De Heer wijst hem op de goede weg en dat is op een werk van het geloof. Als hij werkelijk wil zijn als Christus, dan moet hij doen wat Hij heeft gedaan. Hij beproeft nu het hart van de jongeman en niet alleen zijn uiterlijke gedrag dat onberispelijk is. Door hem te wijzen op wat hem ontbreekt, legt Hij de gehechtheid van de jongeman aan zijn aardse bezittingen bloot. Als hij die zou opgeven, weggeven aan de armen, zou hij van Hem een schat in de hemel krijgen. Tot het moment dat hij die schat zou krijgen, nodigt de Heer hem uit Hem te volgen.

Wat Hij van de jongeman vraagt, heeft Hij Zelf in veel grotere mate gedaan. Hij was rijk en is ter wille van ons arm geworden, opdat wij door Zijn armoede rijk zouden worden (2Ko 8:9). Hier blijkt dat het de jongeman aan geloof ontbreekt. Hij kan de zichtbare aarde niet opgeven voor de onzichtbare hemel. Door het eenvoudige maar krachtige woord van de Heer wordt de begeerte van zijn hart blootgelegd. Hij verkiest zijn geld boven God geopenbaard in liefde en genade.

Bij God is alles mogelijk

Als de jongeman is weggegaan, kijkt de Heer rond omdat Hij een les heeft voor allen die om Hem heen staan. Ze hebben allemaal gezien hoe de jongeman tot Hem kwam. Ze hebben allemaal gehoord wat de jongeman vroeg en wat de Heer heeft geantwoord. Ze hebben ook gezien hoe het gezicht van de jongeman betrok bij wat de Heer zei en dat hij Hem toen de rug toekeerde. De Heer wil door rond te kijken allen duidelijk maken dat ze Zijn woorden goed in zich moeten opnemen als Hij zegt dat het moeilijk is voor vermogende mensen om het koninkrijk van God binnen te gaan.

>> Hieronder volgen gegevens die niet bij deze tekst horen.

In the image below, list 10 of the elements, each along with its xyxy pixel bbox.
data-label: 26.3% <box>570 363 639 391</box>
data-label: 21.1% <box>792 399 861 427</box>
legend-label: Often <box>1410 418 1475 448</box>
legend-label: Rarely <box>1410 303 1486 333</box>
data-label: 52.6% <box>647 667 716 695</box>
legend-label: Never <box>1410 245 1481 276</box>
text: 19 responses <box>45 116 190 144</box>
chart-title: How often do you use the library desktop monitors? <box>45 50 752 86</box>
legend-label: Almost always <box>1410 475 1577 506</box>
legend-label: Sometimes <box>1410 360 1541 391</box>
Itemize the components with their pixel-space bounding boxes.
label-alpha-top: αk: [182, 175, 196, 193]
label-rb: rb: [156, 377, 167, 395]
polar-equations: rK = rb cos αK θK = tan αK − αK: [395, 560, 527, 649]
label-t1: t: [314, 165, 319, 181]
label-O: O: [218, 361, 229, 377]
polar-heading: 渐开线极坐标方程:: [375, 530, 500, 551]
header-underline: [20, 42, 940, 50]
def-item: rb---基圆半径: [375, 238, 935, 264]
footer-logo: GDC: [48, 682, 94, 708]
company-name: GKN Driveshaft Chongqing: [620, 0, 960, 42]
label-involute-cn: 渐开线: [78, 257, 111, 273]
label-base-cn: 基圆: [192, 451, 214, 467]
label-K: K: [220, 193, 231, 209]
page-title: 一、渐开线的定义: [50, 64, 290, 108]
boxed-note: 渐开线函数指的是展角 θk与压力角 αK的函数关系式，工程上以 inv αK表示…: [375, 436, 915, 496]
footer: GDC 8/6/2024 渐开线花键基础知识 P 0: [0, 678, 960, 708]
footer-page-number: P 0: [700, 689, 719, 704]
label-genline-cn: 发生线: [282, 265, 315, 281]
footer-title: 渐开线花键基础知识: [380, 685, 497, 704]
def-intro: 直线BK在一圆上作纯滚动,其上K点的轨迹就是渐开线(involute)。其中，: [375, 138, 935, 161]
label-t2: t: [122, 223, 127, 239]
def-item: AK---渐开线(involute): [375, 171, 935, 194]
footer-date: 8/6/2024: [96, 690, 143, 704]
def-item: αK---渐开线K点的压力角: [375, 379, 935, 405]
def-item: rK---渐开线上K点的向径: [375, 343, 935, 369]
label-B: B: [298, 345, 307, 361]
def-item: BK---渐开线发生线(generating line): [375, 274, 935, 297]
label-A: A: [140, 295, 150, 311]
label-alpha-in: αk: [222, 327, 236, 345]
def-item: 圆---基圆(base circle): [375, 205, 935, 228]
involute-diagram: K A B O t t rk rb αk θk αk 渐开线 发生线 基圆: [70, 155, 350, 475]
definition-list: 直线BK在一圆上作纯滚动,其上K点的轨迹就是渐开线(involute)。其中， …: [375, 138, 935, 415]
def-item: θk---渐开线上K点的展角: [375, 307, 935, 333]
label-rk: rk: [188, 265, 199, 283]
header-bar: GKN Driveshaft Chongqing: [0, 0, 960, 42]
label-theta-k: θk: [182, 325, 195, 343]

Hij heeft met Zijn woorden mensen op het oog die op hun vermogen vertrouwen en niet alle mensen die rijk zijn. Toch spreekt Hij in eerste instantie in de krachtigste woorden over het loutere bezit van vermogen, dat wil zeggen in het algemeen over hen die rijk zijn. Hij stelt hiermee het gevaar van bezit aan de kaak.

Hij weet dat ook voor Zijn discipelen aardse zegeningen een grote rol spelen. Dat blijkt uit hun verbazing over Zijn woorden. De discipelen openbaren daarin ook iets van de geest van de jongeman. Zij zijn eraan gewend rijkdom te zien als een teken van Goddelijke gunst. De Heer maakt duidelijk dat het gaat om het hebben van vermogen en het vertrouwen op vermogen. Het is moeilijk om vermogen te hebben en er niet op te vertrouwen. Onwillekeurig hangen we allen aan rijkdom en de aardse dingen. Christus biedt ons het kruis en de hemel aan.

Als de Heer hun verbaasde gezichten ziet, benadrukt Hij de moeilijkheid die vermogende mensen hebben met het binnengaan in het koninkrijk van God. Door hen aan te spreken als “kinderen” maakt Hij hun duidelijk dat Hij hen voor dit gevaar wil beschermen door hen aan Zichzelf te verbinden.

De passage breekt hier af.